Hockey fans love a good number. Goals, Stanley Cups, banners, records, jerseys—we track everything. But sometimes a number doesn’t matter right away. Sometimes it takes years for its meaning to sink in. Number “53” is one of those numbers. At the 1989 NHL Entry Draft, the Detroit Red Wings selected Nicklas Lidström with the 53rd overall pick. No bold headlines the next morning. Just another third-round selection. And yet, looking back now, it’s one of the most important picks the draft—and the Red Wings organization—has ever seen.
Looking Back at the Draft Board
The 1989 NHL Entry Draft had plenty of talent at the top. Mats Sundin went first overall and became a Hall of Famer. Stu Barnes, Bill Guerin, Bobby Holik, and Mike Sillinger all played over 1,000 NHL games. These were good players—real NHLers. But here’s the part that still feels hard to believe: Nicklas Lidström played more NHL games than anyone taken before him. All 1,564 of them came in a Red Wings uniform. None of the first 52 draft picks in 1989 matched that total. Not one.
That’s why number “53” matters. It’s not revisionist history or clever storytelling—it’s right there in the numbers.
A Career Built on Doing Things Right
Lidström never tried to steal the spotlight. He just showed up, made the right play, and did it again the next shift. Over 20 seasons, that approach added up to 264 goals, 878 assists, and 1,142 points, numbers that place him among the most productive defensemen the game has ever seen. Then there’s his +450 career plus-minus. That stat tells you everything you need to know. When Lidström was on the ice, Detroit usually won the shift. Night after night. Season after season.
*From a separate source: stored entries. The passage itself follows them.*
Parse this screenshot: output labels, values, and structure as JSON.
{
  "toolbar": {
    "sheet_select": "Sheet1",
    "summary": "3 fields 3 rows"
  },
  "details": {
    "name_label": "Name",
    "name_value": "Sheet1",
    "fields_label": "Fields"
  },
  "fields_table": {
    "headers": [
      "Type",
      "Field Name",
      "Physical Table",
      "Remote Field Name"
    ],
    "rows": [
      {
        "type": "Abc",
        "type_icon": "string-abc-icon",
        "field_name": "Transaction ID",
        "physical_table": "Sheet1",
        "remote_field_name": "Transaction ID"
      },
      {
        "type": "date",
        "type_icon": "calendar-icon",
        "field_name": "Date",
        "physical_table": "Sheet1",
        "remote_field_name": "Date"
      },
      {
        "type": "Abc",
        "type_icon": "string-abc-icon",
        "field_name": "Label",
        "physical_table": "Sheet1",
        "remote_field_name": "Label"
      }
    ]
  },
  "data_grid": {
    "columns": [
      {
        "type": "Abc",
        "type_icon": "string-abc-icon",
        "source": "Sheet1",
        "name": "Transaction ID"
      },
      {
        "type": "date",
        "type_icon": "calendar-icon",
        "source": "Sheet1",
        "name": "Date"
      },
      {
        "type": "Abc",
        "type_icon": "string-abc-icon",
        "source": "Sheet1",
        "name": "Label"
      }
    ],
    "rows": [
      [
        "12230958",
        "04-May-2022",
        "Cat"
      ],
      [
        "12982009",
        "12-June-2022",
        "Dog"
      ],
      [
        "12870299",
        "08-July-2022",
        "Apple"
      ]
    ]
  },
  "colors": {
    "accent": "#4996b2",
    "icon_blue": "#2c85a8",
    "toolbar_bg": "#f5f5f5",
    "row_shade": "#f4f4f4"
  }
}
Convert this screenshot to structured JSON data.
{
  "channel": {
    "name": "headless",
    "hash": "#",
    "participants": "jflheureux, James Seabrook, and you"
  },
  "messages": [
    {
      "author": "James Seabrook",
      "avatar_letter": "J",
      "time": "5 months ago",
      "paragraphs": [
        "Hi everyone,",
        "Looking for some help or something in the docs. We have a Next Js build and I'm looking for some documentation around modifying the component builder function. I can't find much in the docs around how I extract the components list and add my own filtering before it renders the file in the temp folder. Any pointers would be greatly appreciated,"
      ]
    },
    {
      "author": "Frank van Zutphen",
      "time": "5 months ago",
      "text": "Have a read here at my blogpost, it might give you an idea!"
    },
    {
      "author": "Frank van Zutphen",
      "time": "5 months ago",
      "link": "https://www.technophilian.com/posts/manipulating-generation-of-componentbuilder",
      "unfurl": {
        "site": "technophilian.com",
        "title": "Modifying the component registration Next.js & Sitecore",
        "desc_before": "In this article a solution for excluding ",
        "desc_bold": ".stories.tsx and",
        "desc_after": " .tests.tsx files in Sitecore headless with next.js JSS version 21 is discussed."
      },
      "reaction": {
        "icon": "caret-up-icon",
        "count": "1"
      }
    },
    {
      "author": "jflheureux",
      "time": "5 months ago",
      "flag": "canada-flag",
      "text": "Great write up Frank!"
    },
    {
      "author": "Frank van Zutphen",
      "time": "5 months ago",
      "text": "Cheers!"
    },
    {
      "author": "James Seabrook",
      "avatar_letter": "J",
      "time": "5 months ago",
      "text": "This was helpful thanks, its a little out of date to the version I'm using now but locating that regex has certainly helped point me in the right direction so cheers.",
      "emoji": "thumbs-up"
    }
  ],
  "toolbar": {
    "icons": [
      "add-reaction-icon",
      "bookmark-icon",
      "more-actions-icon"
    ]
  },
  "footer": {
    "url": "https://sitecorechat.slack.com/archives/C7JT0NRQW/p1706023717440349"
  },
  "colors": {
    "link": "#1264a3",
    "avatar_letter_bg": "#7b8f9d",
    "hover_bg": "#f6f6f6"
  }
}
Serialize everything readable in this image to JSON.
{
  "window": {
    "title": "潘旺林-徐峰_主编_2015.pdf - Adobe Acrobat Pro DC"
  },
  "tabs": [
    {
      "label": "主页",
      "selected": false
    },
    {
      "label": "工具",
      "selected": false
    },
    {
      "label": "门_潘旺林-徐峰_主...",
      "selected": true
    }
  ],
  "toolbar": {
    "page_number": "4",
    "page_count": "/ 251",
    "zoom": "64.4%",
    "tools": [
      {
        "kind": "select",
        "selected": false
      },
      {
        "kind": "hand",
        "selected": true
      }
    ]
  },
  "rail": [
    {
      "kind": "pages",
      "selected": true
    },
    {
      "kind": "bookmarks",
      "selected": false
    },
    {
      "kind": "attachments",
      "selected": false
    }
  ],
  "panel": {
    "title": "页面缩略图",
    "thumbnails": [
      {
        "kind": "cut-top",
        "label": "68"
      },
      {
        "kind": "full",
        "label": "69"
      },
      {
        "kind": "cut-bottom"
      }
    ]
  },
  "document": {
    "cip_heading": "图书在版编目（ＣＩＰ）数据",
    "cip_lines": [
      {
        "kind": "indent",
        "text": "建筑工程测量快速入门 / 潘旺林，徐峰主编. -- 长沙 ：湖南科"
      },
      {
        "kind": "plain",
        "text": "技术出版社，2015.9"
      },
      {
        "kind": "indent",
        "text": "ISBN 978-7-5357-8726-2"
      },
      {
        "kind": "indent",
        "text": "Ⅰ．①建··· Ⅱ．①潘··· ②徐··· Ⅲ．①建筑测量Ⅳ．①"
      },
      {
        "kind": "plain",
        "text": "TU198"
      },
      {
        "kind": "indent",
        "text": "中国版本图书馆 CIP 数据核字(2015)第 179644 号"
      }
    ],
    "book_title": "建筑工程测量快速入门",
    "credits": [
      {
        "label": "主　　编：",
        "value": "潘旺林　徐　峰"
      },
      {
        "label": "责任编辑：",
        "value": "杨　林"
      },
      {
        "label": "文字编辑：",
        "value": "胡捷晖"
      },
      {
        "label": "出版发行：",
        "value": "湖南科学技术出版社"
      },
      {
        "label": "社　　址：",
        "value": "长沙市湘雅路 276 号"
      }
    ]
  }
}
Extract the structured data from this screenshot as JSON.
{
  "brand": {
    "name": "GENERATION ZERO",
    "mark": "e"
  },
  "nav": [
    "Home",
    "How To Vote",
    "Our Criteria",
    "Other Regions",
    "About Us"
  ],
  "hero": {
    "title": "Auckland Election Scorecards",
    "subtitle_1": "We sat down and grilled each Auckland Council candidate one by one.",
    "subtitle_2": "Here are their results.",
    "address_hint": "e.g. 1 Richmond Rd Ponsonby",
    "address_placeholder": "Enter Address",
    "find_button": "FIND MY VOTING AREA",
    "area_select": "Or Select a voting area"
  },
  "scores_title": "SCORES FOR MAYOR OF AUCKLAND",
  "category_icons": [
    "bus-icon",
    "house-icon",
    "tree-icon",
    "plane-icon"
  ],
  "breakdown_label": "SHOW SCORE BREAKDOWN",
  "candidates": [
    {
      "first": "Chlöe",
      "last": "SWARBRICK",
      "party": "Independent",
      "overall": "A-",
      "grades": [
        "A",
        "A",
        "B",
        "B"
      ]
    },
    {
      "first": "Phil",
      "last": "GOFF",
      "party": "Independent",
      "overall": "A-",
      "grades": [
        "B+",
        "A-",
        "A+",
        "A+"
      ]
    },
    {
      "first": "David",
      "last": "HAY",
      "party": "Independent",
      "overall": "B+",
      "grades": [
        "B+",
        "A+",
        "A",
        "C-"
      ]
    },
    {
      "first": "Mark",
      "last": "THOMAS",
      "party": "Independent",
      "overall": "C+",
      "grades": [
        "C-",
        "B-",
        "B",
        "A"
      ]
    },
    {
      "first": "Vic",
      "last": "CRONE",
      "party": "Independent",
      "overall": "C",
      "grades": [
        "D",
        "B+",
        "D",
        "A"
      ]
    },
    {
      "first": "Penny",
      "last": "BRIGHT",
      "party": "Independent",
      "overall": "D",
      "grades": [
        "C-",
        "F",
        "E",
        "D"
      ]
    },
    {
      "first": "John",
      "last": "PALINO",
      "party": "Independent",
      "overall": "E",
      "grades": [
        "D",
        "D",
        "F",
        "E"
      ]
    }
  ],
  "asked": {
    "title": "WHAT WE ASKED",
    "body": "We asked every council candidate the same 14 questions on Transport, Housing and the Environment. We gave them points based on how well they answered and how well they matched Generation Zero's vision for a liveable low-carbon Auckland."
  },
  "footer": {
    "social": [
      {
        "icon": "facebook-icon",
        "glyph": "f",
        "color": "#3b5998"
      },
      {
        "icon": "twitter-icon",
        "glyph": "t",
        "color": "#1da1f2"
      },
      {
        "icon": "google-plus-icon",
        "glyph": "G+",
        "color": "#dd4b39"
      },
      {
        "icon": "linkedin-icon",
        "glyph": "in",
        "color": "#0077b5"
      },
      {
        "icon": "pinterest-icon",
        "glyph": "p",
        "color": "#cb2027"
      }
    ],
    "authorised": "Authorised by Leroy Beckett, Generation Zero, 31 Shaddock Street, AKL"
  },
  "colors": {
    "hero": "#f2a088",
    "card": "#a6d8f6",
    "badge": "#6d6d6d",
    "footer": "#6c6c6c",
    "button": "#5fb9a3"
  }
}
Winning Comes With Consistency
The team success followed. Four Stanley Cups. Seven Norris Trophies. A Conn Smythe Trophy in 2002. And as captain in 2008, Lidström became the first European-born player to lift the Stanley Cup, a moment that reflected how much the game—and the league—had changed. He also changed how defense was played. Young players didn’t just watch his highlights; they studied his footwork, his stick positioning, his patience. He made defending look calm, controlled, and repeatable.
Cool Fact: Throughout his 20-year career with the Detroit Red Wings, Nicklas Lidström never once missed the Stanley Cup playoffs.
Why #53 Still Resonates in Hockey Conversations
The story of number “53” isn’t about what scouts missed—it’s about what Detroit got right. Passed over 52 times, Nicklas Lidström arguably became the best player from the 1989 NHL Entry Draft and one of the greatest defensemen in hockey history.
In the end, number “53” stands as a reminder every hockey fan understands: greatness doesn’t always announce itself on ‘Draft Day’—but when it shows up, the numbers never forget.